Senate okays bill raising spending limit of candidates

Published November 19, 2018, 3:40 PM

by AJ Siytangco

By Vanne Elaine Terrazola 

The Senate Committee on Electoral Reforms and Peoples’ Participation has approved for plenary debates a bill which seeks to raise the spending limit of candidates and political parties during elections.


Senator Aquilino “Koko” Pimentel III, committee chairman and author of the Senate Bill 2072, said the measure will encourage transparency in declaring campaign expenses.

Pimentel, on the other hand, said the proposed increase in the spending cap will “remain conservative” to avoid overspending and “ensure that all those participating in the poll exercise will be competing on equal footing with other candidates.”

In the Senate electoral committee’s report, independent senatorial, party-list and other candidates may spend from P6 to P8 per voter, while candidates who are running under a political party or being endorsed by political parties may spend P6 per voter.

From the current P5, the spending limit for political parties is proposed to be increased to P8.

Under the bill, the aggregate amount that a candidate for president and vice president will spend for every voter shall remain at P10.
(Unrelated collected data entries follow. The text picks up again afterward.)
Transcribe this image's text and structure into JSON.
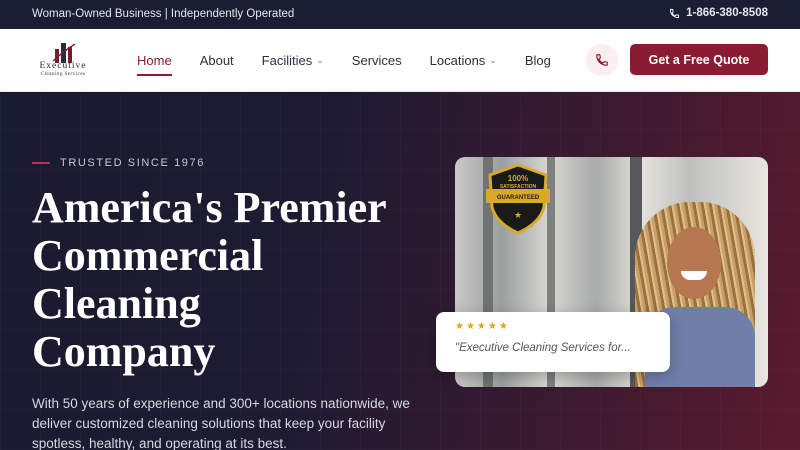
{
  "topbar": {
    "tagline": "Woman-Owned Business | Independently Operated",
    "phone": "1-866-380-8508"
  },
  "logo": {
    "name": "Executive",
    "subtitle": "Cleaning Services"
  },
  "nav": {
    "items": [
      {
        "label": "Home",
        "active": true,
        "dropdown": false
      },
      {
        "label": "About",
        "active": false,
        "dropdown": false
      },
      {
        "label": "Facilities",
        "active": false,
        "dropdown": true
      },
      {
        "label": "Services",
        "active": false,
        "dropdown": false
      },
      {
        "label": "Locations",
        "active": false,
        "dropdown": true
      },
      {
        "label": "Blog",
        "active": false,
        "dropdown": false
      }
    ],
    "cta_label": "Get a Free Quote"
  },
  "hero": {
    "eyebrow": "TRUSTED SINCE 1976",
    "headline_lines": [
      "America's Premier",
      "Commercial",
      "Cleaning",
      "Company"
    ],
    "description": "With 50 years of experience and 300+ locations nationwide, we deliver customized cleaning solutions that keep your facility spotless, healthy, and operating at its best.",
    "badge": {
      "line1": "100%",
      "line2": "SATISFACTION",
      "line3": "GUARANTEED"
    },
    "review": {
      "stars": "★★★★★",
      "quote": "\"Executive Cleaning Services for..."
    }
  },
  "colors": {
    "brand": "#8a1c32",
    "topbar_bg": "#1b1e33",
    "star": "#e3a21a"
  },
  "icons": [
    "phone-icon",
    "chevron-down-icon",
    "star-icon",
    "logo-building-icon"
  ]
}
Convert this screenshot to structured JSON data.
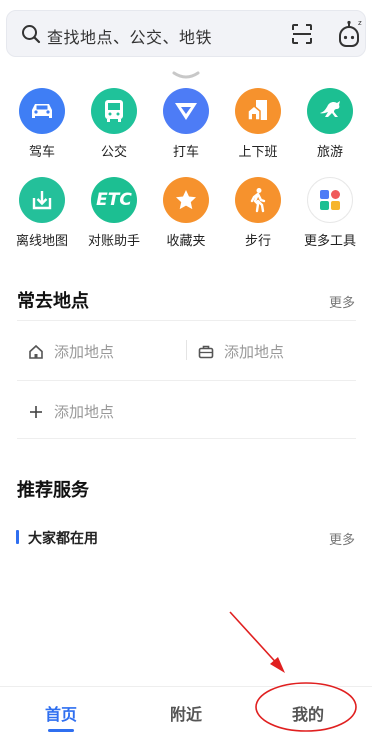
{
  "search": {
    "placeholder": "查找地点、公交、地铁"
  },
  "grid": [
    {
      "label": "驾车",
      "color": "#3f7ef5",
      "icon": "car-icon"
    },
    {
      "label": "公交",
      "color": "#1fc29a",
      "icon": "bus-icon"
    },
    {
      "label": "打车",
      "color": "#4d7cf6",
      "icon": "taxi-icon"
    },
    {
      "label": "上下班",
      "color": "#f6922d",
      "icon": "commute-icon"
    },
    {
      "label": "旅游",
      "color": "#1cbf92",
      "icon": "horse-icon"
    },
    {
      "label": "离线地图",
      "color": "#24c09a",
      "icon": "download-icon"
    },
    {
      "label": "对账助手",
      "color": "#1cbf92",
      "icon": "etc-icon",
      "text": "ETC"
    },
    {
      "label": "收藏夹",
      "color": "#f6922d",
      "icon": "star-icon"
    },
    {
      "label": "步行",
      "color": "#f6922d",
      "icon": "walk-icon"
    },
    {
      "label": "更多工具",
      "color": "#ffffff",
      "icon": "apps-icon"
    }
  ],
  "frequent": {
    "title": "常去地点",
    "more": "更多",
    "home": "添加地点",
    "work": "添加地点",
    "add": "添加地点"
  },
  "recommend": {
    "title": "推荐服务",
    "sub": "大家都在用",
    "more": "更多"
  },
  "tabs": [
    {
      "label": "首页",
      "active": true
    },
    {
      "label": "附近",
      "active": false
    },
    {
      "label": "我的",
      "active": false
    }
  ]
}
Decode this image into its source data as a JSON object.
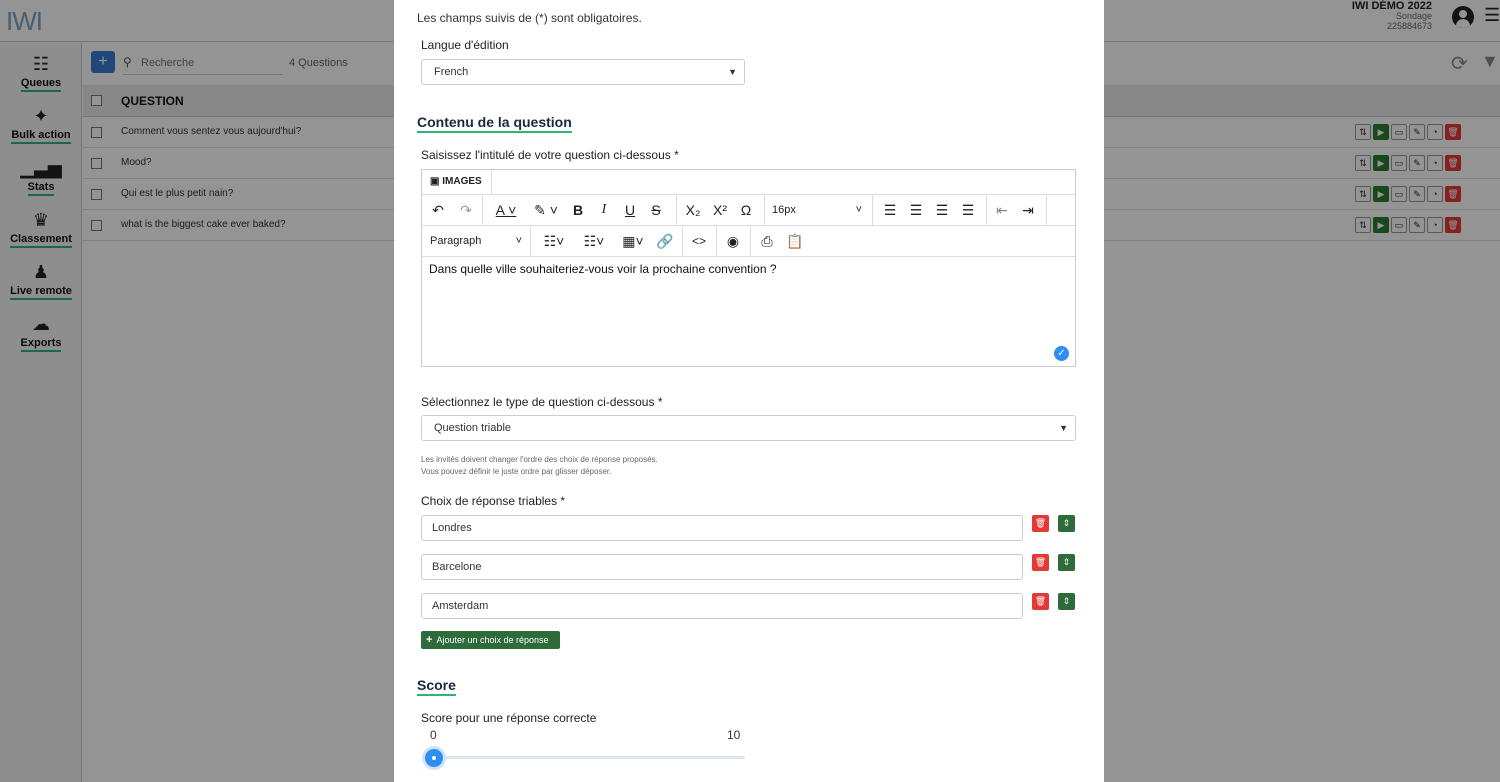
{
  "app": {
    "logo_text": "IWI",
    "event_title": "IWI DÉMO 2022",
    "event_subtitle": "Sondage",
    "event_id": "225884673"
  },
  "sidebar": {
    "items": [
      {
        "label": "Queues",
        "icon": "list-icon"
      },
      {
        "label": "Bulk action",
        "icon": "magic-wand-icon"
      },
      {
        "label": "Stats",
        "icon": "bar-chart-icon"
      },
      {
        "label": "Classement",
        "icon": "trophy-icon"
      },
      {
        "label": "Live remote",
        "icon": "joystick-icon"
      },
      {
        "label": "Exports",
        "icon": "cloud-download-icon"
      }
    ]
  },
  "toolbar": {
    "search_placeholder": "Recherche",
    "question_count": "4 Questions"
  },
  "table": {
    "header": "QUESTION",
    "rows": [
      "Comment vous sentez vous aujourd'hui?",
      "Mood?",
      "Qui est le plus petit nain?",
      "what is the biggest cake ever baked?"
    ]
  },
  "modal": {
    "required_note": "Les champs suivis de (*) sont obligatoires.",
    "language_label": "Langue d'édition",
    "language_value": "French",
    "content_section": "Contenu de la question",
    "question_label": "Saisissez l'intitulé de votre question ci-dessous *",
    "editor": {
      "images_tab": "IMAGES",
      "font_size": "16px",
      "block_format": "Paragraph",
      "content": "Dans quelle ville souhaiteriez-vous voir la prochaine convention ?"
    },
    "type_label": "Sélectionnez le type de question ci-dessous *",
    "type_value": "Question triable",
    "type_help_1": "Les invités doivent changer l'ordre des choix de réponse proposés.",
    "type_help_2": "Vous pouvez définir le juste ordre par glisser déposer.",
    "choices_label": "Choix de réponse triables *",
    "choices": [
      "Londres",
      "Barcelone",
      "Amsterdam"
    ],
    "add_choice_label": "Ajouter un choix de réponse",
    "score_section": "Score",
    "score_label": "Score pour une réponse correcte",
    "score_min": "0",
    "score_max": "10",
    "score_value": 0
  },
  "colors": {
    "accent_green": "#2bb673",
    "primary_blue": "#2f8ff0",
    "danger_red": "#e53935",
    "dark_green": "#2e6b3a"
  }
}
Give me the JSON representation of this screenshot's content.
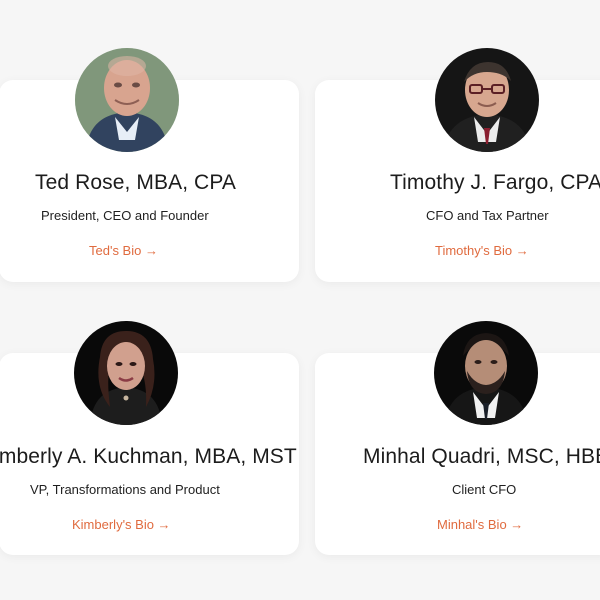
{
  "team": [
    {
      "name": "Ted Rose, MBA, CPA",
      "role": "President, CEO and Founder",
      "bio_link": "Ted's Bio →",
      "avatar_colors": {
        "bg": "#8fa78c",
        "skin": "#d8a48f",
        "jacket": "#31435f",
        "shirt": "#e7eef7"
      }
    },
    {
      "name": "Timothy J. Fargo, CPA",
      "role": "CFO and Tax Partner",
      "bio_link": "Timothy's Bio →",
      "avatar_colors": {
        "bg": "#151515",
        "skin": "#d7a78f",
        "jacket": "#202020",
        "shirt": "#ececec",
        "tie": "#8a1e2f"
      }
    },
    {
      "name": "Kimberly A. Kuchman, MBA, MST",
      "role": "VP, Transformations and Product",
      "bio_link": "Kimberly's Bio →",
      "avatar_colors": {
        "bg": "#090909",
        "skin": "#d1a08e",
        "hair": "#3a211b",
        "dress": "#1d1d1d"
      }
    },
    {
      "name": "Minhal Quadri, MSC, HBBA",
      "role": "Client CFO",
      "bio_link": "Minhal's Bio →",
      "avatar_colors": {
        "bg": "#0a0a0a",
        "skin": "#b58d77",
        "hair": "#1c1614",
        "jacket": "#161616",
        "shirt": "#f1f1f1"
      }
    }
  ],
  "theme": {
    "page_bg": "#f6f6f6",
    "card_bg": "#ffffff",
    "text": "#1c1c1c",
    "accent": "#e06b3f"
  }
}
In filing the bill which seeks to amend Republic Act No. 7166 or the “Act Providing for Synchronized National and Local Elections and for Electoral Reforms, Authorizing Appropriations therefore, and for other Purposes,” Pimentel explained that candidates now find it difficult to limit their campaign spending since prices of materials, including printing and reproduction, as well as mass media advertisement, transportation, and other operational expenses “have noticeably increased in the past two decades.”

He said the rates limiting the expenses of candidates and political parties remained the same for 25 years, and are no longer realistic.

The cases filed by the Commission on Elections on overspenders before the courts prove that candidates are “struggling” to spend within the allowable amounts provided by law, he said.

Aside from Pimentel, those who signed the report were Majority Leader Juan Miguel Zubiri,  Minority Leader Franklin Drilon, and Sens. Nancy Binay, Francis Escudero, Sherwin Gatchalian, Richard Gordon, Risa Hontiveros, Emmanuel Pacquiao, Francis Pangilinan, and  Grace Poe.